My latest Seasons of the Soul column at Patheos:
In the middle of the journey of our life
I found myself astray in a dark wood
where the straight road had been lost sight of.
–Dante Alighieri, The Divine Comedy
We have just passed the midpoint of our Lenten journey through the desert. This is a ripe moment to pause and reflect on the commitments we made in earnest almost a month ago as ash was smeared across our skin, reminding us of the preciousness of our days.
The human heart is a funny thing, full of passion for spirit one day and then feeling lost or astray the next. Then we may start to berate ourselves for not being better, more committed, more diligent. In that barrage of inner voices that rise up, we often find ourselves so much further away from our heart's desire than when we began. This very act of self-judgment actually distances us even further from our deep longings for peace and rest.

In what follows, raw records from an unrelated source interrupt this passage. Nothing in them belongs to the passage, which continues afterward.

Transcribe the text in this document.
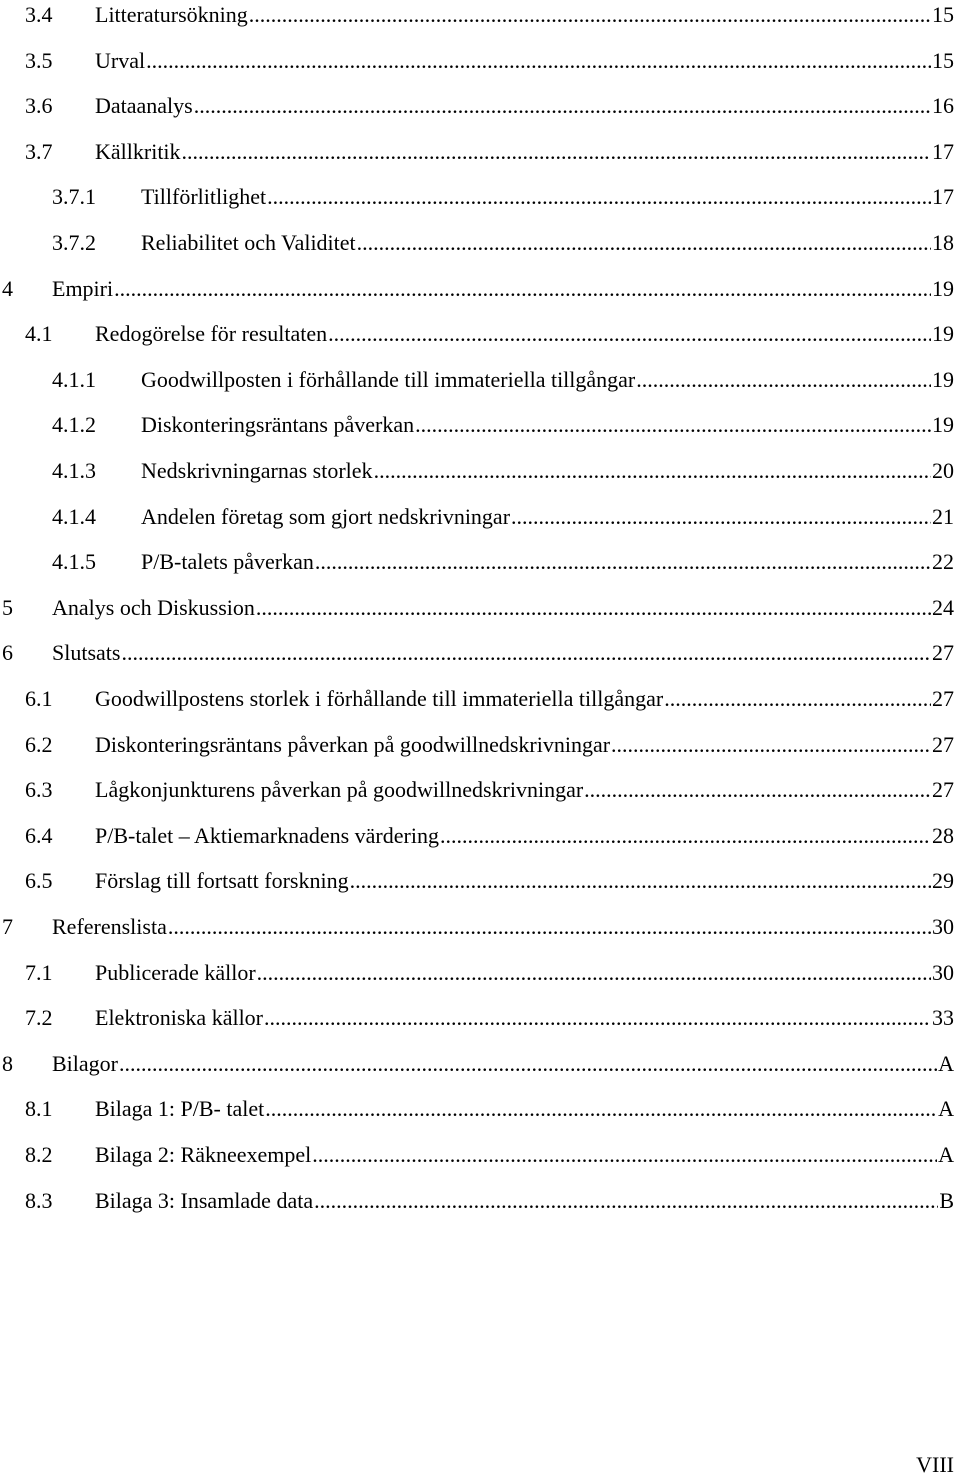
3.4 Litteratursökning .....	15
3.5 Urval .....	15
3.6 Dataanalys .....	16
3.7 Källkritik .....	17
3.7.1 Tillförlitlighet .....	17
3.7.2 Reliabilitet och Validitet .....	18
4 Empiri .....	19
4.1 Redogörelse för resultaten .....	19
4.1.1 Goodwillposten i förhållande till immateriella tillgångar .....	19
4.1.2 Diskonteringsräntans påverkan .....	19
4.1.3 Nedskrivningarnas storlek .....	20
4.1.4 Andelen företag som gjort nedskrivningar .....	21
4.1.5 P/B-talets påverkan .....	22
5 Analys och Diskussion .....	24
6 Slutsats .....	27
6.1 Goodwillpostens storlek i förhållande till immateriella tillgångar .....	27
6.2 Diskonteringsräntans påverkan på goodwillnedskrivningar .....	27
6.3 Lågkonjunkturens påverkan på goodwillnedskrivningar .....	27
6.4 P/B-talet – Aktiemarknadens värdering .....	28
6.5 Förslag till fortsatt forskning .....	29
7 Referenslista .....	30
7.1 Publicerade källor .....	30
7.2 Elektroniska källor .....	33
8 Bilagor .....	A
8.1 Bilaga 1: P/B- talet .....	A
8.2 Bilaga 2: Räkneexempel .....	A
8.3 Bilaga 3: Insamlade data .....	B
VIII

Or perhaps we encounter what the desert monks called acedia, which is translated in different ways but essentially means slothfulness, and has been called the "noonday demon." Halfway through our journey we find ourselves bored. Our spiritual practice wanes, perhaps because we had high expectations about how we would be transformed by now, and so the realities of daily life dull our commitment.

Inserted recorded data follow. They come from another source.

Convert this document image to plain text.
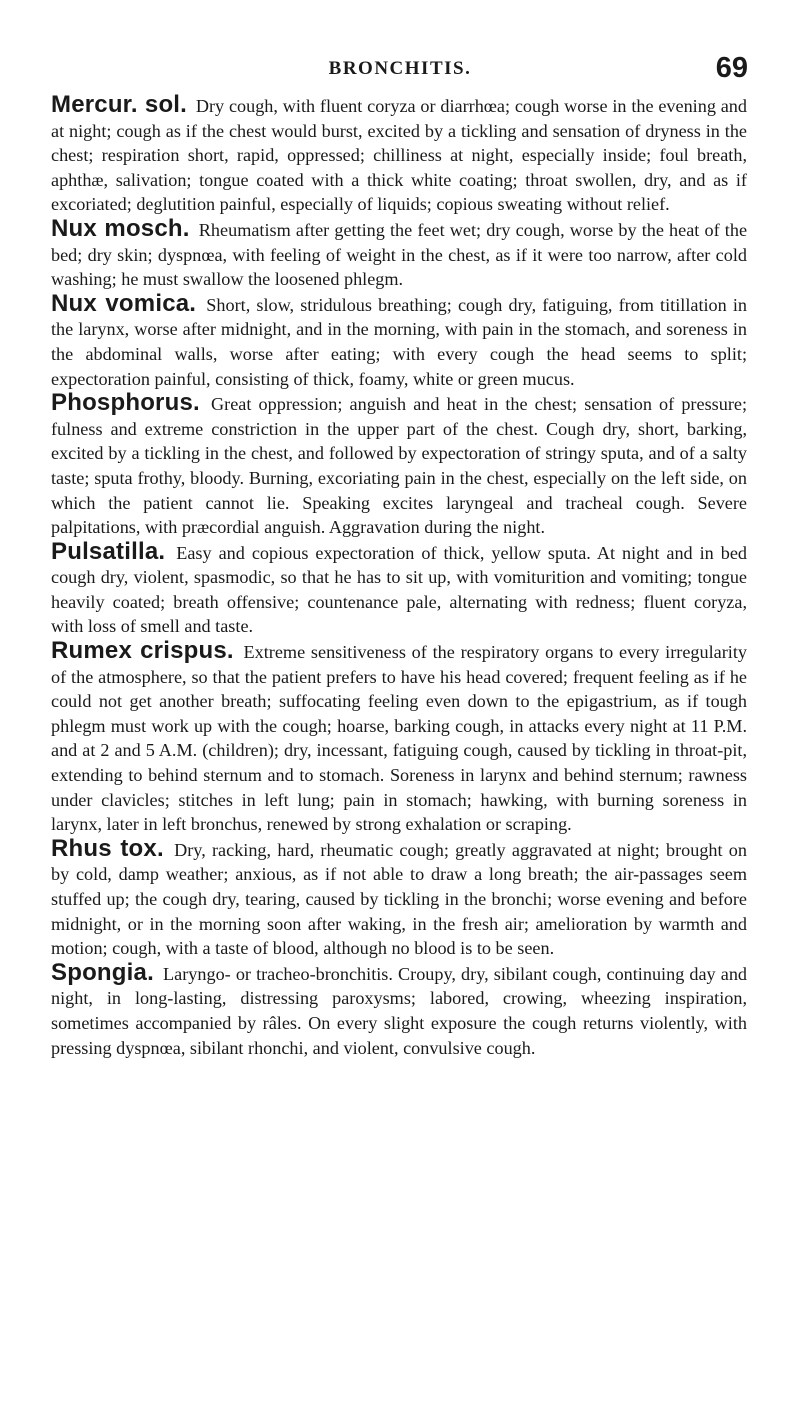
BRONCHITIS.	69

Mercur. sol. Dry cough, with fluent coryza or diarrhœa; cough worse in the evening and at night; cough as if the chest would burst, excited by a tickling and sensation of dryness in the chest; respiration short, rapid, oppressed; chilliness at night, especially inside; foul breath, aphthæ, salivation; tongue coated with a thick white coating; throat swollen, dry, and as if excoriated; deglutition painful, especially of liquids; copious sweating without relief.

Nux mosch. Rheumatism after getting the feet wet; dry cough, worse by the heat of the bed; dry skin; dyspnœa, with feeling of weight in the chest, as if it were too narrow, after cold washing; he must swallow the loosened phlegm.

Nux vomica. Short, slow, stridulous breathing; cough dry, fatiguing, from titillation in the larynx, worse after midnight, and in the morning, with pain in the stomach, and soreness in the abdominal walls, worse after eating; with every cough the head seems to split; expectoration painful, consisting of thick, foamy, white or green mucus.

Phosphorus. Great oppression; anguish and heat in the chest; sensation of pressure; fulness and extreme constriction in the upper part of the chest. Cough dry, short, barking, excited by a tickling in the chest, and followed by expectoration of stringy sputa, and of a salty taste; sputa frothy, bloody. Burning, excoriating pain in the chest, especially on the left side, on which the patient cannot lie. Speaking excites laryngeal and tracheal cough. Severe palpitations, with præcordial anguish. Aggravation during the night.

Pulsatilla. Easy and copious expectoration of thick, yellow sputa. At night and in bed cough dry, violent, spasmodic, so that he has to sit up, with vomiturition and vomiting; tongue heavily coated; breath offensive; countenance pale, alternating with redness; fluent coryza, with loss of smell and taste.

Rumex crispus. Extreme sensitiveness of the respiratory organs to every irregularity of the atmosphere, so that the patient prefers to have his head covered; frequent feeling as if he could not get another breath; suffocating feeling even down to the epigastrium, as if tough phlegm must work up with the cough; hoarse, barking cough, in attacks every night at 11 P.M. and at 2 and 5 A.M. (children); dry, incessant, fatiguing cough, caused by tickling in throat-pit, extending to behind sternum and to stomach. Soreness in larynx and behind sternum; rawness under clavicles; stitches in left lung; pain in stomach; hawking, with burning soreness in larynx, later in left bronchus, renewed by strong exhalation or scraping.

Rhus tox. Dry, racking, hard, rheumatic cough; greatly aggravated at night; brought on by cold, damp weather; anxious, as if not able to draw a long breath; the air-passages seem stuffed up; the cough dry, tearing, caused by tickling in the bronchi; worse evening and before midnight, or in the morning soon after waking, in the fresh air; amelioration by warmth and motion; cough, with a taste of blood, although no blood is to be seen.

Spongia. Laryngo- or tracheo-bronchitis. Croupy, dry, sibilant cough, continuing day and night, in long-lasting, distressing paroxysms; labored, crowing, wheezing inspiration, sometimes accompanied by râles. On every slight exposure the cough returns violently, with pressing dyspnœa, sibilant rhonchi, and violent, convulsive cough.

This is why we call it practice. The monks knew that the only response to acedia was to continue to practice. When we feel full of judgment for ourselves, the only response is to continue to practice. We can construct all kinds of ways to abandon the conscious journey and return to a life on the surface of things. These are the temptations of the heart, written about by mystics for centuries, so why should we be surprised that we confront these same struggles as well?